The following result on means is a straightforward constrained optimization (e.g. here):
Suppose we have $n$ different methods of measuring the same quantity, and the sample mean $M_i$ from method $i$ has mean $\mu$ and variance $V_i$. Then the minimum-variance weighted average of those sample means is $$\frac{\sum M_i\, / \, V_i}{\sum 1 \, / \,V_i}$$
The sample medians, as asked about and pointed out in the question, have normal distributions. So a weighted average of sample medians will also be distributed normally. The variances will be proportional to the squares of the interquartile ranges, and minimizing the overall interquartile range will have the same result as minimizing the overall variance. This leads to the following result, parallel to the statement on means but now entirely in quantile terms:
Suppose we have $n$ different methods of measuring the same quantity, and the sample median $M_i$ from method $i$ has median $\mu$ and interquartile range $r_i$. Then the minimum-interquartile-range weighted average of those sample medians is $$\frac{\sum M_i\, / \, r_i^2}{\sum 1\, / \, r_i^2}$$
If the goal is instead to take a weighted median of the samples (or of their sample median distributions), then we are looking for the mixture $R$ of the distributions $X_i$ (or of their sample median distributions) so that the sample median of $R$ has minimal variance.
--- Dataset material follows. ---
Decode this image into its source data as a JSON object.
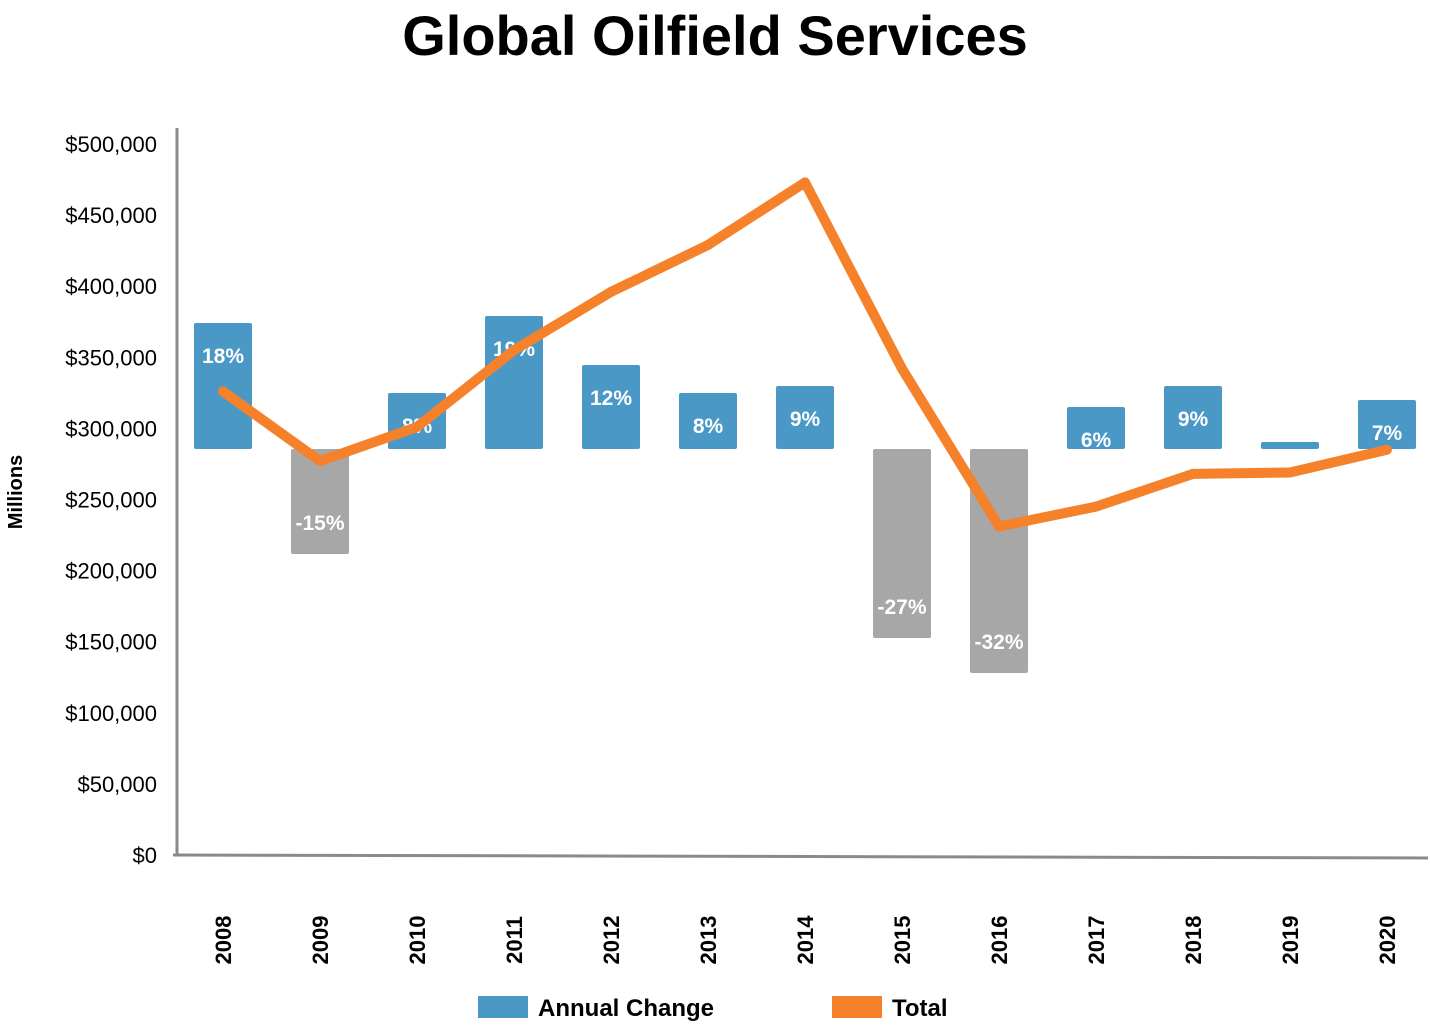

Since the variance of the sample median of $R$ is inversely proportional to the pdf of $R$ at the median, we are looking for the mixture $R$ with highest possible pdf at that median. Assuming that all the $X_i$ have the same median (as in the post, and as in the case where they are all normal or all symmetric about the origin), the optimal mixture of $X_i$’s will be exclusively composed of the one $X_i$ which has the highest pdf at its median.